On 1/21/2021 2:32 PM, David Laight wrote:
From: Randy Dunlap
Sent: 21 January 2021 22:19
On 1/21/21 2:16 PM, David Laight wrote:
From: Yu, Yu-cheng
On 1/21/2021 10:44 AM, Borislav Petkov wrote:
On Tue, Dec 29, 2020 at 01:30:35PM -0800, Yu-cheng Yu wrote:
[...]
@@ -343,6 +349,16 @@ static inline pte_t pte_mkold(pte_t pte)
static inline pte_t pte_wrprotect(pte_t pte)
{
+ /*
+ * Blindly clearing _PAGE_RW might accidentally create
+ * a shadow stack PTE (RW=0, Dirty=1). Move the hardware
+ * dirty value to the software bit.
+ */
+ if (cpu_feature_enabled(X86_FEATURE_SHSTK)) {
+ pte.pte |= (pte.pte & _PAGE_DIRTY) >> _PAGE_BIT_DIRTY << _PAGE_BIT_COW;
Why the unreadable shifting when you can simply do:
if (pte.pte & _PAGE_DIRTY)
pte.pte |= _PAGE_COW;
?
It clears _PAGE_DIRTY and sets _PAGE_COW. That is,
if (pte.pte & _PAGE_DIRTY) {
pte.pte &= ~_PAGE_DIRTY;
pte.pte |= _PAGE_COW;
}
So, shifting makes resulting code more efficient.
Does the compiler manage to do one shift?
How can it clear anything?
It could shift it off either end since there are both << and >>.
It is still:
pte.pte |= xxxxxxx;
There is only an |= against the target.
Something horrid with ^= might set and clear.
It could be 4 instructions:
is_dirty = pte.pte & PAGE_DIRTY;
pte.pte &= ~PAGE_DIRTY; // or pte.pte ^= is_dirty
is_cow = is_dirty << (BIT_COW - BIT_DIRTY); // or equivalent >>
pte.pte |= is_cow;
provided you've a three operand form for one of the first two instructions.
Something like ARM might manage to merge the last two as well.
But the register dependency chain length may matter more than
the number of instructions.
The above is likely to be three long.
I see what you are saying. The patch is like...
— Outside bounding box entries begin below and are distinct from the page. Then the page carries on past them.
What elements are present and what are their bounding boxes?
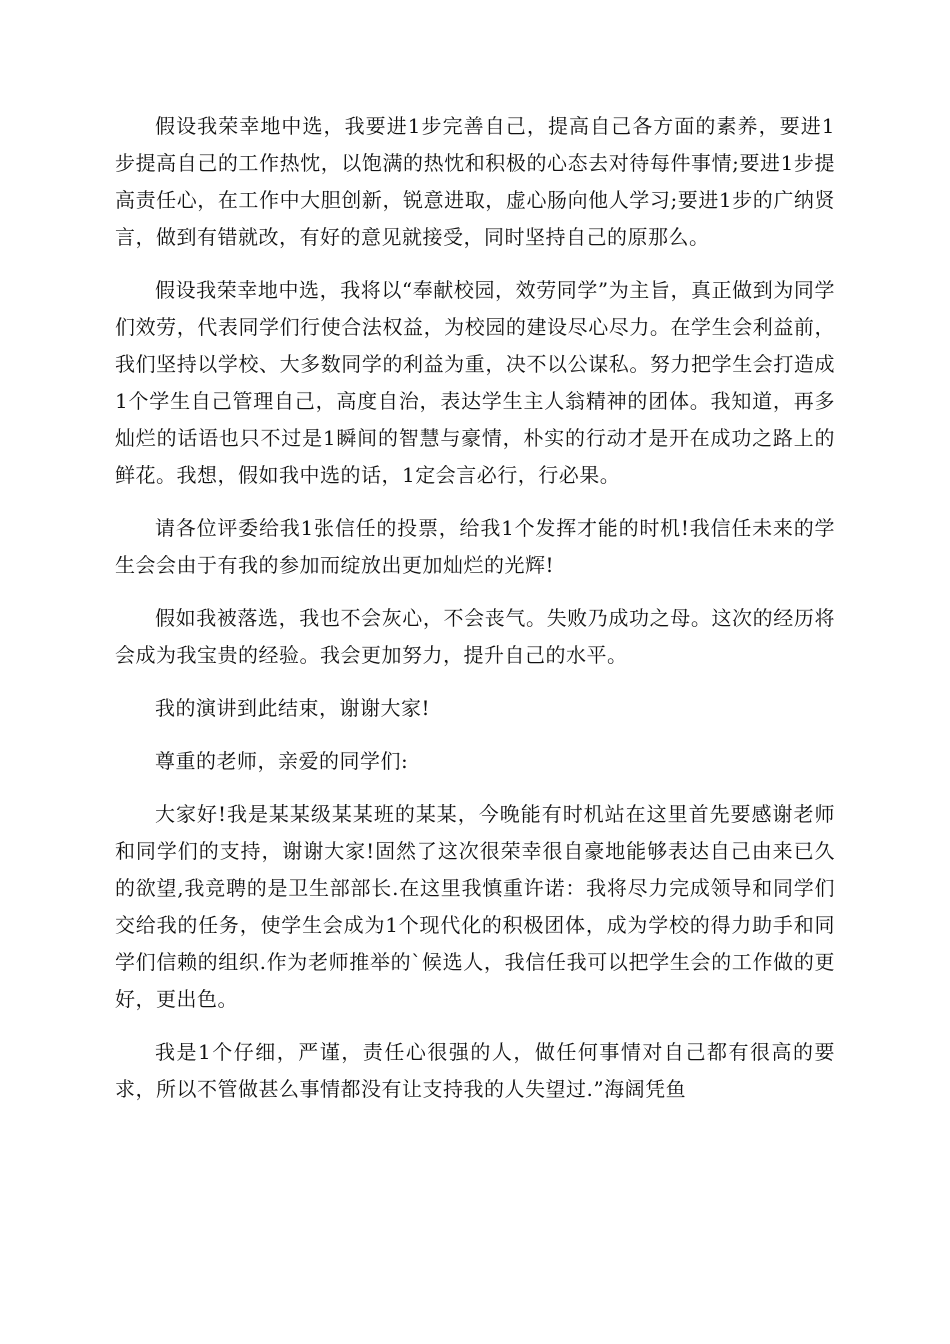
document-body <box>115 108 835 1124</box>
paragraph: 大家好!我是某某级某某班的某某，今晚能有时机站在这里首先要感谢老师和同学们的支持，谢谢大家!固然了这次很荣幸很自豪地能够表达自己由来已久的欲望,我竞聘的是卫生部部长.在这里我慎重许诺：我将尽力完成领导和同学们交给我的任务，使学生会成为1个现代化的积极团体，成为学校的得力助手和同学们信赖的组织.作为老师推举的`候选人，我信任我可以把学生会的工作做的更好，更出色。 <box>115 802 835 1011</box>
paragraph: 请各位评委给我1张信任的投票，给我1个发挥才能的时机!我信任未来的学生会会由于有我的参加而绽放出更加灿烂的光辉! <box>115 516 835 577</box>
paragraph: 我是1个仔细，严谨，责任心很强的人，做任何事情对自己都有很高的要求，所以不管做甚么事情都没有让支持我的人失望过.”海阔凭鱼 <box>115 1040 835 1101</box>
salutation: 尊重的老师，亲爱的同学们: <box>155 749 409 773</box>
paragraph: 假如我被落选，我也不会灰心，不会丧气。失败乃成功之母。这次的经历将会成为我宝贵的经验。我会更加努力，提升自己的水平。 <box>115 606 835 667</box>
paragraph: 我的演讲到此结束，谢谢大家! <box>155 696 431 720</box>
paragraph: 假设我荣幸地中选，我将以“奉献校园，效劳同学”为主旨，真正做到为同学们效劳，代表同学们行使合法权益，为校园的建设尽心尽力。在学生会利益前，我们坚持以学校、大多数同学的利益为重，决不以公谋私。努力把学生会打造成1个学生自己管理自己，高度自治，表达学生主人翁精神的团体。我知道，再多灿烂的话语也只不过是1瞬间的智慧与豪情，朴实的行动才是开在成功之路上的鲜花。我想，假如我中选的话，1定会言必行，行必果。 <box>115 278 835 487</box>
paragraph: 假设我荣幸地中选，我要进1步完善自己，提高自己各方面的素养，要进1步提高自己的工作热忱，以饱满的热忱和积极的心态去对待每件事情;要进1步提高责任心，在工作中大胆创新，锐意进取，虚心肠向他人学习;要进1步的广纳贤言，做到有错就改，有好的意见就接受，同时坚持自己的原那么。 <box>115 114 835 249</box>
if (cpu_feature_enabled(X86_FEATURE_SHSTK)) {
pte.pte |= (pte.pte & _PAGE_DIRTY) >> _PAGE_BIT_DIRTY << _PAGE_BIT_COW;
pte = pte_clear_flags(pte, _PAGE_DIRTY);
}
It is not necessary to do the shifting. I will make it, simply,
if (pte.pte & _PAGE_DIRTY) {
pte.pte &= ~PAGE_DIRTY;
pte.pte |= _PAGE_COW;
}
Thanks for your comments.
--
Yu-cheng